Josie fell asleep, thinking it a very real possibility.
IN THE AFTERNOON, having slept through the day, Josie felt reborn. She raised herself from the futon, feeling unaccountably strong, and noticed that her children were nowhere in sight.
She called to them. No answer. She leapt up, her heart in her mouth. She pictured a pair of wolves carrying them off. She yelled their names.
“Out here,” Paul said.
She threw open the door to find Paul and Ana outside, on the gravel walkway, huddled around a black mass of fur.
“What is that?” Josie roared.
The fur shook and whimpered.
“It’s a dog,” Ana said, and took its face in her hands and turned it toward Josie, as if to demonstrate the nature of the species to her unknowing mother.
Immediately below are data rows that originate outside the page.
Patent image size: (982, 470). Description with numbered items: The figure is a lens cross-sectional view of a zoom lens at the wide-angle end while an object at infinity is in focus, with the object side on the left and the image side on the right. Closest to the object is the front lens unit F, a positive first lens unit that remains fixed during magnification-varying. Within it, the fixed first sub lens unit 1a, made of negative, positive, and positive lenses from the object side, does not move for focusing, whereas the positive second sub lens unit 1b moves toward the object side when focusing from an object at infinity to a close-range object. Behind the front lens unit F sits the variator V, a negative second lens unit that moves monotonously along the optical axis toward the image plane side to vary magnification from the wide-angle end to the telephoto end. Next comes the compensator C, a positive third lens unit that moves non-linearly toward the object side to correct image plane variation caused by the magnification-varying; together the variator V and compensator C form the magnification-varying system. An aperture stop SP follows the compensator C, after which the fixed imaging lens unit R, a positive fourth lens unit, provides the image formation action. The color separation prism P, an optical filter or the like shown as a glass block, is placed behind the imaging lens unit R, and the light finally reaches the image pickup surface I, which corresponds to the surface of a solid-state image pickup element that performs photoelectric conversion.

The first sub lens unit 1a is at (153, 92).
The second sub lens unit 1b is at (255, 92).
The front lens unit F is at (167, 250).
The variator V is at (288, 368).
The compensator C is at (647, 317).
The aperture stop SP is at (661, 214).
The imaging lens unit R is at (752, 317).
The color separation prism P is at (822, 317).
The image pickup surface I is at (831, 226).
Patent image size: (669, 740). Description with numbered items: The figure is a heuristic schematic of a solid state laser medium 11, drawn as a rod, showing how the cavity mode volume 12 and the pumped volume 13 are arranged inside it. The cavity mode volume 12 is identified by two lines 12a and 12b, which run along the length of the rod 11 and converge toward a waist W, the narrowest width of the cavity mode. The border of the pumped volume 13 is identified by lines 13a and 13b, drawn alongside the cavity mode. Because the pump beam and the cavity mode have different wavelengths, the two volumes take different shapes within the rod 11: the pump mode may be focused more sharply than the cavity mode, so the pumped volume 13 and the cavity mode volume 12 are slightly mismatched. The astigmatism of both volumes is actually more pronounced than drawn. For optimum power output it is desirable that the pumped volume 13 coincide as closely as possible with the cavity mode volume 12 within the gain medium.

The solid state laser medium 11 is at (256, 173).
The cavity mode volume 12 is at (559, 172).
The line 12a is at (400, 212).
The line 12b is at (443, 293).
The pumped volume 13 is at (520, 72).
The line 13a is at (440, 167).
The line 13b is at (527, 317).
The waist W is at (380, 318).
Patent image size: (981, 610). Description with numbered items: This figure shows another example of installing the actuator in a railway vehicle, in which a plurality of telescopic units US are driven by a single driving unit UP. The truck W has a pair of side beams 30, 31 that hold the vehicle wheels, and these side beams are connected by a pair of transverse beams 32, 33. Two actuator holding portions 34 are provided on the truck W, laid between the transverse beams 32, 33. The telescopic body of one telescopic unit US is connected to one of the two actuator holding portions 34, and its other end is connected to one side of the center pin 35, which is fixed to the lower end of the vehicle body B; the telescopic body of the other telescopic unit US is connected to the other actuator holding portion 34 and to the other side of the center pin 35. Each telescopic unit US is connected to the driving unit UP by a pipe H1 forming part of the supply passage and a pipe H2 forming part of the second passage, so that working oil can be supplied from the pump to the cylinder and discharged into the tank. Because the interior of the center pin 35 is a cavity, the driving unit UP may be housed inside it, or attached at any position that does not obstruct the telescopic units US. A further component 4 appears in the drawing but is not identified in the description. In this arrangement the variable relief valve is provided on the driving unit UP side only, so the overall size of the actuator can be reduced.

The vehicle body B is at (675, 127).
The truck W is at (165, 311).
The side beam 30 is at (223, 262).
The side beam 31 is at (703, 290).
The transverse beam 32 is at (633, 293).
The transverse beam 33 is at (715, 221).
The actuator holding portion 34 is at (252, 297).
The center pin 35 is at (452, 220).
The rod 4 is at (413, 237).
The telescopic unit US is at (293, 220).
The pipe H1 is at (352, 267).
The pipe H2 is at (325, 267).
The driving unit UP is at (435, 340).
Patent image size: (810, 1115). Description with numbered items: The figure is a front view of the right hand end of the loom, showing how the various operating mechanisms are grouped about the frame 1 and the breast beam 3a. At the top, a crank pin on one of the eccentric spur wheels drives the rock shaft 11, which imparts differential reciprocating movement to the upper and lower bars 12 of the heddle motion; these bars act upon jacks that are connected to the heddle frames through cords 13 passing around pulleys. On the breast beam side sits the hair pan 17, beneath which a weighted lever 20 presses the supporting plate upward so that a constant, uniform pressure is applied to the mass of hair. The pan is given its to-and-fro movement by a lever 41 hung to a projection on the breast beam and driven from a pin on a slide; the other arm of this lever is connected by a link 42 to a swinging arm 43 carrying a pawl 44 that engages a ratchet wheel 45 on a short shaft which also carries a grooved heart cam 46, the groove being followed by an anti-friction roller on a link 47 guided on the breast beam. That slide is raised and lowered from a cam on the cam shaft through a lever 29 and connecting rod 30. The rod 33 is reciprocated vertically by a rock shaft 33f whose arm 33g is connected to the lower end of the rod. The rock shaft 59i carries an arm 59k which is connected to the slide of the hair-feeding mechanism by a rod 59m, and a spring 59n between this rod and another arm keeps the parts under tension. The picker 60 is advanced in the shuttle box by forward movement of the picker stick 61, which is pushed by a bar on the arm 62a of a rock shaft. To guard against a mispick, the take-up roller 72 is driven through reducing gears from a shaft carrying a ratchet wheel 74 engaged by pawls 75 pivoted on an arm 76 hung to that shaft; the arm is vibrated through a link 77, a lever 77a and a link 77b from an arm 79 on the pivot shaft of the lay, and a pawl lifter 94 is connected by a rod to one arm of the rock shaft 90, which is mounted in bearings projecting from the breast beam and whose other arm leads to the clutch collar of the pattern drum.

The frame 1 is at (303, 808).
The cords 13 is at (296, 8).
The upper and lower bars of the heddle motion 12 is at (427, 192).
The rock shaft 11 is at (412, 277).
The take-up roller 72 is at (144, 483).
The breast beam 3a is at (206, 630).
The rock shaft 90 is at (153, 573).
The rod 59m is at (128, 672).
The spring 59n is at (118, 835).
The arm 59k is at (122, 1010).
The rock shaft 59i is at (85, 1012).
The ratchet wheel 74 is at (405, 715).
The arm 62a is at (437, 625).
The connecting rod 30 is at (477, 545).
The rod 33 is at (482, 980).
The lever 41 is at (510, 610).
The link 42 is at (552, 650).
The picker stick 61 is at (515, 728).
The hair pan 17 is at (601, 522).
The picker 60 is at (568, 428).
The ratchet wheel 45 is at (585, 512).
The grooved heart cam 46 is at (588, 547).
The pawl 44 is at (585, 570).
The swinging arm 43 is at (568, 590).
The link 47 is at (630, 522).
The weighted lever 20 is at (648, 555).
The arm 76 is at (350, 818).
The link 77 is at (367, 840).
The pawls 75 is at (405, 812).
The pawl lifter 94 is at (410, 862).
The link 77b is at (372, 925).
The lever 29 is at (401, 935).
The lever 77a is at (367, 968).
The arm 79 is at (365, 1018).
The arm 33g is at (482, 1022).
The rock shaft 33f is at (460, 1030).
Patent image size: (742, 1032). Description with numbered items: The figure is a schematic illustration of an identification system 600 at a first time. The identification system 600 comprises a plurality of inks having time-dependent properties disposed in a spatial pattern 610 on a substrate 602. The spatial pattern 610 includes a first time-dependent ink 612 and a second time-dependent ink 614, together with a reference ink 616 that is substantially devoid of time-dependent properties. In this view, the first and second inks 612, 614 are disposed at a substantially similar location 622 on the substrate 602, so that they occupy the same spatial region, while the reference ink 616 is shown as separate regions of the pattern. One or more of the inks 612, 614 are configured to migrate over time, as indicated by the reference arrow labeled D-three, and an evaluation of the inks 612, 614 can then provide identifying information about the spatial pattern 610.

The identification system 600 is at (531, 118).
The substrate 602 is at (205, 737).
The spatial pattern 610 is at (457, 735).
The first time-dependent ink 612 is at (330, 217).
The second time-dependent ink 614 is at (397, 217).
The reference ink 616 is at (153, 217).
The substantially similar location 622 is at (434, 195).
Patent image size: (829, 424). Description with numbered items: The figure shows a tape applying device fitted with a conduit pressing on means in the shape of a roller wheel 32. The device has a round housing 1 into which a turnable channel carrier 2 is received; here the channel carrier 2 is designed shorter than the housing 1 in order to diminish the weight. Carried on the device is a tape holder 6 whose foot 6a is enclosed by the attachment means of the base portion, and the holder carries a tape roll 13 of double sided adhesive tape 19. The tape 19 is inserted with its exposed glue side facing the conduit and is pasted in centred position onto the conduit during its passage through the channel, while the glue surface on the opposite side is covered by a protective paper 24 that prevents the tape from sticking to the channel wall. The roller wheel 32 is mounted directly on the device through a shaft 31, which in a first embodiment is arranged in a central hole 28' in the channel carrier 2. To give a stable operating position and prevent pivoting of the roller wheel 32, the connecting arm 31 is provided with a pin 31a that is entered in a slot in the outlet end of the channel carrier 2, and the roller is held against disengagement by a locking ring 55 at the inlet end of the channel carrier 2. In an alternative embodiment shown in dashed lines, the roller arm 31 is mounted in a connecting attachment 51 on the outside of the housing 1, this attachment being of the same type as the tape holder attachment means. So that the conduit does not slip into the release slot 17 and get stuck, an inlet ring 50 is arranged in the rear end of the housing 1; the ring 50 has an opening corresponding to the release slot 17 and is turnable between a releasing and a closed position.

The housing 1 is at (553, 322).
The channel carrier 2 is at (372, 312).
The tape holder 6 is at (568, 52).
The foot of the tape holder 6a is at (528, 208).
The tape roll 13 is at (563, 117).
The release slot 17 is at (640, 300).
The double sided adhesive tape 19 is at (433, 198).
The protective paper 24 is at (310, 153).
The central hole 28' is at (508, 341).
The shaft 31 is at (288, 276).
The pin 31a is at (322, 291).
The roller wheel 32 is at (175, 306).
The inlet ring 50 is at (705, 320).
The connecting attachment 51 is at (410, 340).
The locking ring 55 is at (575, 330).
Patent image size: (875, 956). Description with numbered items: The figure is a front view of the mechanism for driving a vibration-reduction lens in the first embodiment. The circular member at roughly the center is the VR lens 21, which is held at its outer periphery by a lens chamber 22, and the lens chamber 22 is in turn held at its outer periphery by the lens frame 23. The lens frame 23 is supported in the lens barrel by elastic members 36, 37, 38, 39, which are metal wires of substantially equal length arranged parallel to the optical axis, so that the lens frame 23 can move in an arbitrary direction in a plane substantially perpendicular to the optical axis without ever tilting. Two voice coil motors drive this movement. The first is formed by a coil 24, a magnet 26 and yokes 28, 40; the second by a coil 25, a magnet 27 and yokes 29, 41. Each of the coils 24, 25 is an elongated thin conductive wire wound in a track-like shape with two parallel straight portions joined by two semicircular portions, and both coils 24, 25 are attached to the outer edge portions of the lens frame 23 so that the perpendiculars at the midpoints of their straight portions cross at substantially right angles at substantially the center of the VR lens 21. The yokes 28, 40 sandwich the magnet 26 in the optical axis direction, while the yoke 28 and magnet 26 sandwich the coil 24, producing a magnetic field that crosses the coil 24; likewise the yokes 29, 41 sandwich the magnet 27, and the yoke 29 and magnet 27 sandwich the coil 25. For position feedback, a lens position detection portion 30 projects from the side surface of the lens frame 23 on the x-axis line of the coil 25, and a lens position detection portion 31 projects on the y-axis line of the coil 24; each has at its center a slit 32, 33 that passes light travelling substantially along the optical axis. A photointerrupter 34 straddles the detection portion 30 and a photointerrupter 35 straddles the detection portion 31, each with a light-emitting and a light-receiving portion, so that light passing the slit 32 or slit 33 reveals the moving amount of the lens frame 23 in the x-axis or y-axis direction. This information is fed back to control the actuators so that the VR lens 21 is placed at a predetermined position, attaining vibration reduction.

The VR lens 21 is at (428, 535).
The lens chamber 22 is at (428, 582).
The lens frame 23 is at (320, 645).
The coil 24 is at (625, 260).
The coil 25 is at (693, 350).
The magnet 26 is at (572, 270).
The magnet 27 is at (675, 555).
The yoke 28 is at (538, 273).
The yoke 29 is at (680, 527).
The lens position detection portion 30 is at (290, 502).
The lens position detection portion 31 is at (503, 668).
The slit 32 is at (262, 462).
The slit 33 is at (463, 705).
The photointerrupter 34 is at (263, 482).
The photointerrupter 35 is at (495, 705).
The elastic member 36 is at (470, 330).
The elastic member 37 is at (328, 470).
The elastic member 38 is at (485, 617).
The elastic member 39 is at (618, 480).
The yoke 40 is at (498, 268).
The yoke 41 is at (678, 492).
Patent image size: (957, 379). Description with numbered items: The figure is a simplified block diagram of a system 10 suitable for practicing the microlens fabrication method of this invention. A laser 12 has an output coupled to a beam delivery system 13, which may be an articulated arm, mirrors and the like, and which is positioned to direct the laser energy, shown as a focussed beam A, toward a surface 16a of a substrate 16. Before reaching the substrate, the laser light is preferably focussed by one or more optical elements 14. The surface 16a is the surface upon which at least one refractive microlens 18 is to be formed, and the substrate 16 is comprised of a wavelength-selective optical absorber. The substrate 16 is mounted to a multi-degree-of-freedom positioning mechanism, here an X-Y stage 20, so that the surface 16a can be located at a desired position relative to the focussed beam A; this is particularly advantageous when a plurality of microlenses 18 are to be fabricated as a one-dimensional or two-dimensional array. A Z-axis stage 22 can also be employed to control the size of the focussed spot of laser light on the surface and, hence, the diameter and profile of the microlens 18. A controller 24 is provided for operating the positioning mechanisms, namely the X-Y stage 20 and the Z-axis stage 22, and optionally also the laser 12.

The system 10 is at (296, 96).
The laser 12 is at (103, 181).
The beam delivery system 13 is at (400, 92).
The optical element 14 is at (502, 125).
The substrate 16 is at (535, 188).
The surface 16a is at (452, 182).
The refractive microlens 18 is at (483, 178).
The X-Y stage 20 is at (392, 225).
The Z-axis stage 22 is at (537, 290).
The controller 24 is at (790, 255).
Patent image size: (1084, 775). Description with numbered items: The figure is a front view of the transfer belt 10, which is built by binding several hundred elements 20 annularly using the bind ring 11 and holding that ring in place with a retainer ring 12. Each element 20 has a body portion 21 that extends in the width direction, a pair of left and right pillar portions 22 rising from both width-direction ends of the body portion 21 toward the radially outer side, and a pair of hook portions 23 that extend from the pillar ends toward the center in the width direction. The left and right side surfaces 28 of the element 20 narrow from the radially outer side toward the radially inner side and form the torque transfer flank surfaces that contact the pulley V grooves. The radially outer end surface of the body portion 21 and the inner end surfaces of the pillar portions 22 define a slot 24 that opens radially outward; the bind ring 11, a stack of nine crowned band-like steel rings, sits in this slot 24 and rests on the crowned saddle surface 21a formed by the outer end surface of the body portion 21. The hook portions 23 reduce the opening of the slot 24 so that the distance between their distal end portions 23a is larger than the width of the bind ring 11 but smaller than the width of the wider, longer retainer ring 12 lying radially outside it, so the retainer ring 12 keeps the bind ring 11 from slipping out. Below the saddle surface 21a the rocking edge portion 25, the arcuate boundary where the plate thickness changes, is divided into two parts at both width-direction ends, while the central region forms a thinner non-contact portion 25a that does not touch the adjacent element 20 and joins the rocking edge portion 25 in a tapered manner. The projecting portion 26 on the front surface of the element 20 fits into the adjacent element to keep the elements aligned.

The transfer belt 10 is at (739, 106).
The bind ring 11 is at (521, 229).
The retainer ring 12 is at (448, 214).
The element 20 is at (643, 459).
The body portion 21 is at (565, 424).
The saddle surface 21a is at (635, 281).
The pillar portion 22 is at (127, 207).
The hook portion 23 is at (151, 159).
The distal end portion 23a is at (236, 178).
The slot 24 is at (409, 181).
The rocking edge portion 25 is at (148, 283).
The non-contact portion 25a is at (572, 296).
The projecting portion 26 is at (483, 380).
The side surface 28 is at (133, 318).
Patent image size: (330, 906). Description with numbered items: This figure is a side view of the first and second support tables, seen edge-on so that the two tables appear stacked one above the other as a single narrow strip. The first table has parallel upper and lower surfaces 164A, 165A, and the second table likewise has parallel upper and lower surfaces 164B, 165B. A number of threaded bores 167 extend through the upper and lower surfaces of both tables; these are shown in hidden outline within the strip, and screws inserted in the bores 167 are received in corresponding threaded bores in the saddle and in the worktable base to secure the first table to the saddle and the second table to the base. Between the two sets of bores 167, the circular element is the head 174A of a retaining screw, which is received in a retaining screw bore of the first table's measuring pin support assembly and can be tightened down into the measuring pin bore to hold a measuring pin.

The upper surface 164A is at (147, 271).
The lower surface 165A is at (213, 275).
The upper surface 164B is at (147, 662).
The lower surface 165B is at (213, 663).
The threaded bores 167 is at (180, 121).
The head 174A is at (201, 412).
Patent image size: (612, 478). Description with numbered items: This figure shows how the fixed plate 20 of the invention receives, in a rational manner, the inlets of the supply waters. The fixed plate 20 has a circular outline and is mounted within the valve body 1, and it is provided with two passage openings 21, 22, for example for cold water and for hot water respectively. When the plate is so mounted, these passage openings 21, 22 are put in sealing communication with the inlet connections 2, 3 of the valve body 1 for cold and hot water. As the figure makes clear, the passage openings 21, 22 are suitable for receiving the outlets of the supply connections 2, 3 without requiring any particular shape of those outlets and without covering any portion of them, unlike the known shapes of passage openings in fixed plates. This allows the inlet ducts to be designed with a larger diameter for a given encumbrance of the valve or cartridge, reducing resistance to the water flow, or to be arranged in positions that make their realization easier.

“It was scratching at the door,” Paul said.
They’d opened the door, and the dog had quickly slipped inside.
“We didn’t want to wake you up, so we brought her out here,” Paul said. He was telling the truth. He was frighteningly considerate. But whose animal was this?
“Does he have a collar?” she asked.
“Just this,” Ana said, and pulled a plastic flea collar from its neck. Ana had moved to the side, revealing the full shape of the dog. It was tiny and black and looked like a malnourished pig, with short hair and triangular ears.
“It’s shivering,” Josie noted.
“She’s hungry,” Paul said.
“Keep your hands away from its mouth,” Josie said.